The Rest of the Story
Context is everything. Words by themselves only carry fifteen percent of the meaning. The context conveys the other eighty-five percent. A word by itself is but the tip of the iceberg. Using words honestly is an ethical issue that dates back to the Garden of Eden. As the story goes, the Evil One put a spin on the words given to the original couple — and distorted the meaning. Responding to that caused a world of ills. The same thing continues to happen. Lying is seldom the outright propagation of false information, it is merely giving information out of context in an accusatory tone.
When the woman caught in adultery was brought to Jesus, the verse about stoning such a person was quoted. Jesus quoted the following verse (and thus the bigger context). “Let him who is without sin cast the first stone…” One by one, the people dropped their stones and went away. Jesus did not condemn the lady but encouraged her to leave her life of sin. In the bigger picture, none of us are in any place to judge the rest of us. No one is without sin.
Tell the whole story. Include the background to the scene. Truth is a pretty big picture. All sorts of theologies have been born of “verse-plugging” (taking verses randomly from the Bible and using them as proof-texts). In the Temptation of Jesus, Satan quoted the Bible. Anyone can take verses from the Bible out of context to “prove” anything. It is terribly dishonest.
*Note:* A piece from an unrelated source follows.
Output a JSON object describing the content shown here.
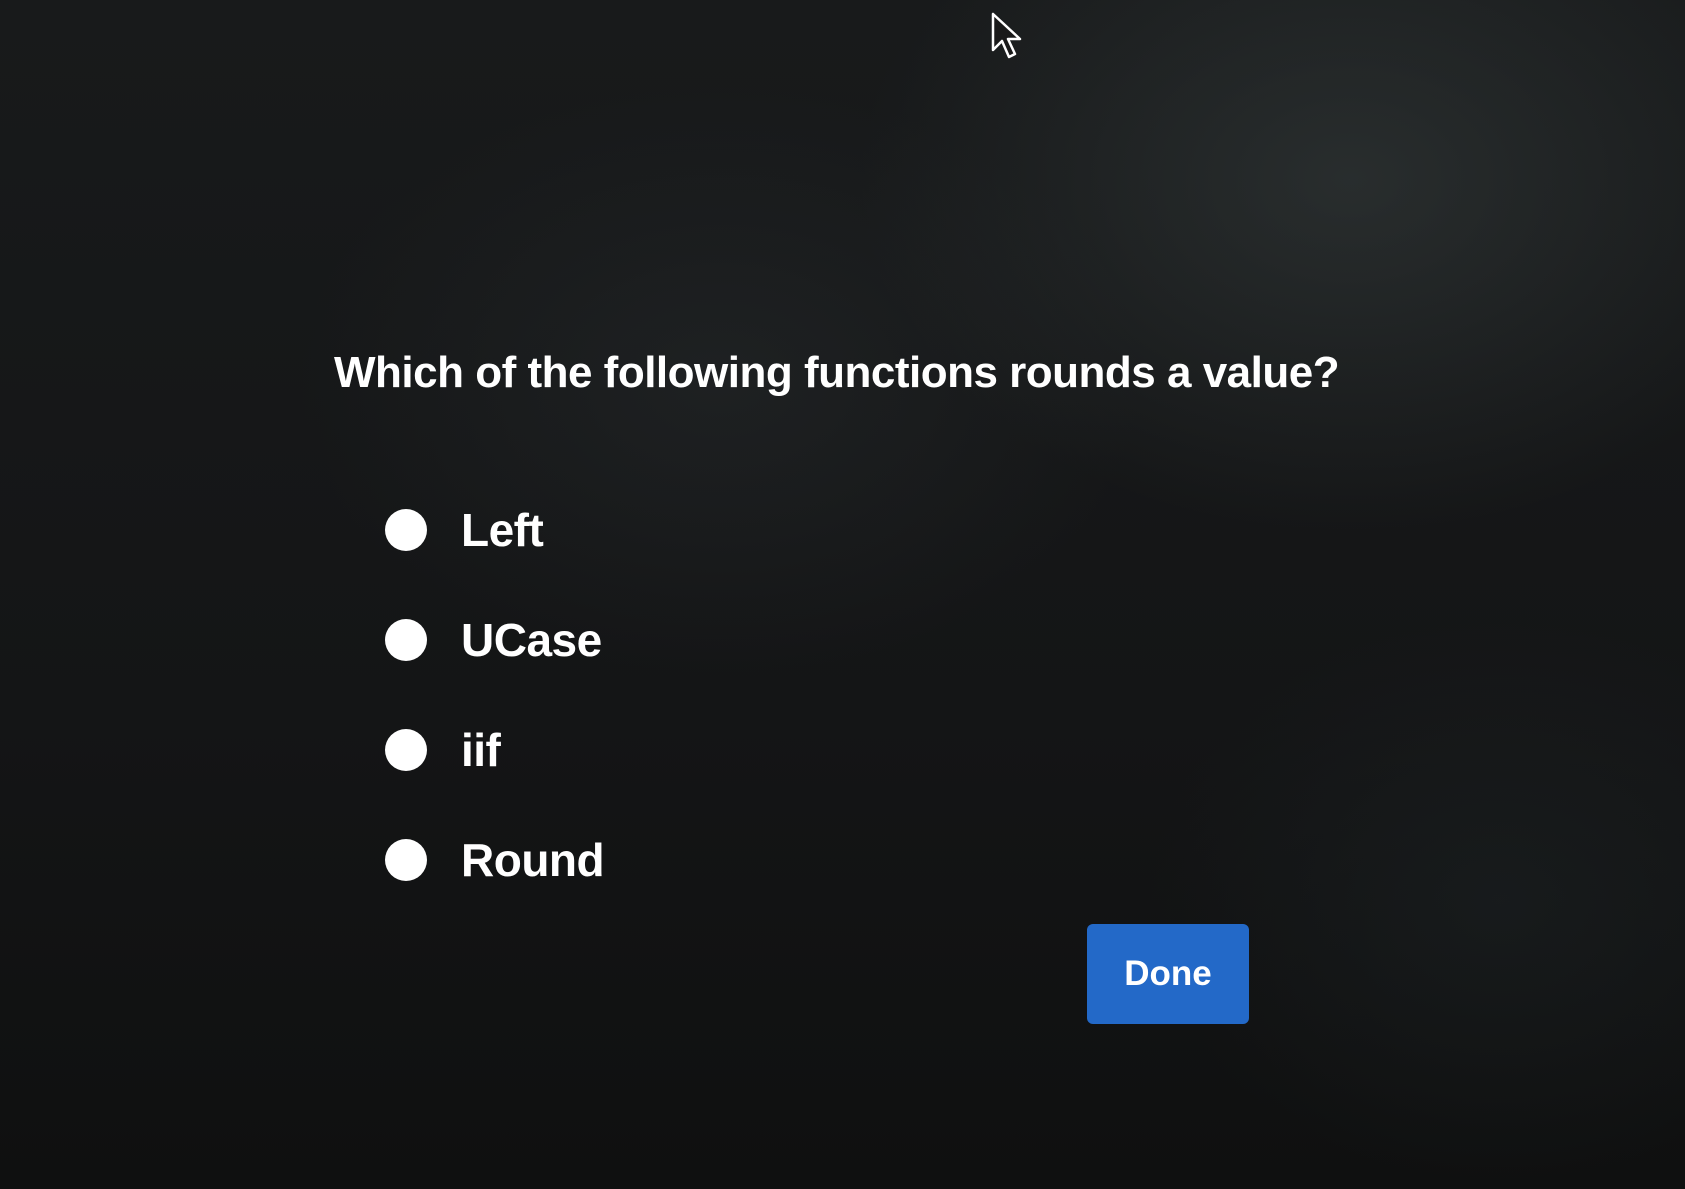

The “rest of the story” (a phrase used by a popular radio personality) takes time and research. It takes discipline. In the end, it has a better shot at the truth. No one is totally defined by a single action. History is not just a few out of context events. It is a story cast in the context of the whole. “Sound-bite” culture does not do well with this. Things have to be condensed to get them across in a “hot” media form. In doing so, the truth suffers.
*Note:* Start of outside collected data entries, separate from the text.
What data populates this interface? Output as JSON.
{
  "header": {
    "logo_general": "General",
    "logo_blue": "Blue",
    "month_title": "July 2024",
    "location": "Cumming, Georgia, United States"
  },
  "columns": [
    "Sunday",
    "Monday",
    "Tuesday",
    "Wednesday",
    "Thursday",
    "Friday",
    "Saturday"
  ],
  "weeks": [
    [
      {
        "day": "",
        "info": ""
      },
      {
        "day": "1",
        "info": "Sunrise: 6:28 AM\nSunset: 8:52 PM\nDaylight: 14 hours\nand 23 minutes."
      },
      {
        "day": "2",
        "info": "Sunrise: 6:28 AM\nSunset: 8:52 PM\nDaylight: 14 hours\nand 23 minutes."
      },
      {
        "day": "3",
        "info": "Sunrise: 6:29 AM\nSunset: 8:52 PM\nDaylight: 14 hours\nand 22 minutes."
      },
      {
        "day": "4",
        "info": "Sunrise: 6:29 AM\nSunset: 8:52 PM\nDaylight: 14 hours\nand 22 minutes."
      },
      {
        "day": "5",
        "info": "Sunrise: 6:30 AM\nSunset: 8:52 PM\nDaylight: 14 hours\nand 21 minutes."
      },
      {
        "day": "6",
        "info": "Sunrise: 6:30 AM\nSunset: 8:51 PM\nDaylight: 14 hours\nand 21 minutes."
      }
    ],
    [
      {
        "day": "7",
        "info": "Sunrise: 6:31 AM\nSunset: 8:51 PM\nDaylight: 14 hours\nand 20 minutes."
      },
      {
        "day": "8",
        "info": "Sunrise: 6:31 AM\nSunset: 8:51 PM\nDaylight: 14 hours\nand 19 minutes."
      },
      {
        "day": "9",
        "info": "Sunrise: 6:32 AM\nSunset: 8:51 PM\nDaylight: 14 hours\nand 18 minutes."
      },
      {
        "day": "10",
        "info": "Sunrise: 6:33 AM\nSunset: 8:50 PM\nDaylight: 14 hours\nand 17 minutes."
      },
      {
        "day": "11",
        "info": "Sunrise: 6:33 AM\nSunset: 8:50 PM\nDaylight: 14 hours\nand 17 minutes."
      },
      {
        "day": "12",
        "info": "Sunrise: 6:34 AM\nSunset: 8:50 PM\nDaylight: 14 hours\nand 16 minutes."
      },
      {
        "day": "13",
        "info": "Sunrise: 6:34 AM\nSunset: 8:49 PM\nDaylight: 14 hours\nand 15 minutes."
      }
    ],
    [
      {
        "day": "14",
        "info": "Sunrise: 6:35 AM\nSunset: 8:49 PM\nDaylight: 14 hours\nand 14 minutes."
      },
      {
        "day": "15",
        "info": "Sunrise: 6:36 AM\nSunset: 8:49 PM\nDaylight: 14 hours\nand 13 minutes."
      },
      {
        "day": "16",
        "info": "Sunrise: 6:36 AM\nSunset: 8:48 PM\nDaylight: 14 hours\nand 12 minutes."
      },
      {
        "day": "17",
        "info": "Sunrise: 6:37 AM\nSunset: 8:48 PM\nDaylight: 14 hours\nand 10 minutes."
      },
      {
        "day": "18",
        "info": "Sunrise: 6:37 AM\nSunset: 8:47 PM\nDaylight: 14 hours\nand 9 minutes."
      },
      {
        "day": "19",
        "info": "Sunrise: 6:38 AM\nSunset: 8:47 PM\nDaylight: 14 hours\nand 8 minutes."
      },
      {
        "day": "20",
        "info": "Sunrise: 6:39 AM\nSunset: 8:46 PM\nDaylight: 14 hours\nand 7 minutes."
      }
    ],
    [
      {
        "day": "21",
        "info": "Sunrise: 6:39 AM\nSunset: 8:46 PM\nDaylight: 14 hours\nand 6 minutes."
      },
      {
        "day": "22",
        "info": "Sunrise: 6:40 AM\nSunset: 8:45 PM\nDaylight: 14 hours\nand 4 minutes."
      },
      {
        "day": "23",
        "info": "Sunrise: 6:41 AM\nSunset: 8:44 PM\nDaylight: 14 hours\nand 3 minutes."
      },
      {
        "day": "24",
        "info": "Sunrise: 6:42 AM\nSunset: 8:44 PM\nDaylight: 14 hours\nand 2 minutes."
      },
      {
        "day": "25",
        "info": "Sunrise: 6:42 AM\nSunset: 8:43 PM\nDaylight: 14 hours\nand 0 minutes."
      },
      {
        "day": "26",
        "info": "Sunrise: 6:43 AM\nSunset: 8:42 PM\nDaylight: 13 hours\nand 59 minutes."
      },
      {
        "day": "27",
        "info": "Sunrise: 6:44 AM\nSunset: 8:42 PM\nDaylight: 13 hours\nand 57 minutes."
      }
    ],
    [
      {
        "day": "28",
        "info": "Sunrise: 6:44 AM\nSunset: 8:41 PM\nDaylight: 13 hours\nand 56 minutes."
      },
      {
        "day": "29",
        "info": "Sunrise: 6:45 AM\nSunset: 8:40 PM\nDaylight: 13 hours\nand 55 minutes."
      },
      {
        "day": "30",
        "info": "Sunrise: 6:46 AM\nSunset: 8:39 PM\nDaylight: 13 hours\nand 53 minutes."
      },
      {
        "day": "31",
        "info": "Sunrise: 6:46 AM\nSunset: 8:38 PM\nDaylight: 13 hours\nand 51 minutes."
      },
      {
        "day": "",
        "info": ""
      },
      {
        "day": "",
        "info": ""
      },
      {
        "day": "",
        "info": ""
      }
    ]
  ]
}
The greater context to “waterboarding” has to do with three thousand people being crushed and burned to death on 9/11. The part is not the whole. This is not a political statement, but it is a reminder of the greater context of any situation. The Bible can be made to look like a story of endless contradictions, or it can be presented in context. The same is true with your life. No one action totally defines you (for this reason I resist the therapeutic movements that define people by their addictions or their traumas).
The context of the average human being demands a world of information. “Judge not that you may not be judged” is a pretty good place to start. Our lives include all that ever happened to us, and all that we ever thought or did. God alone evaluates something so grand.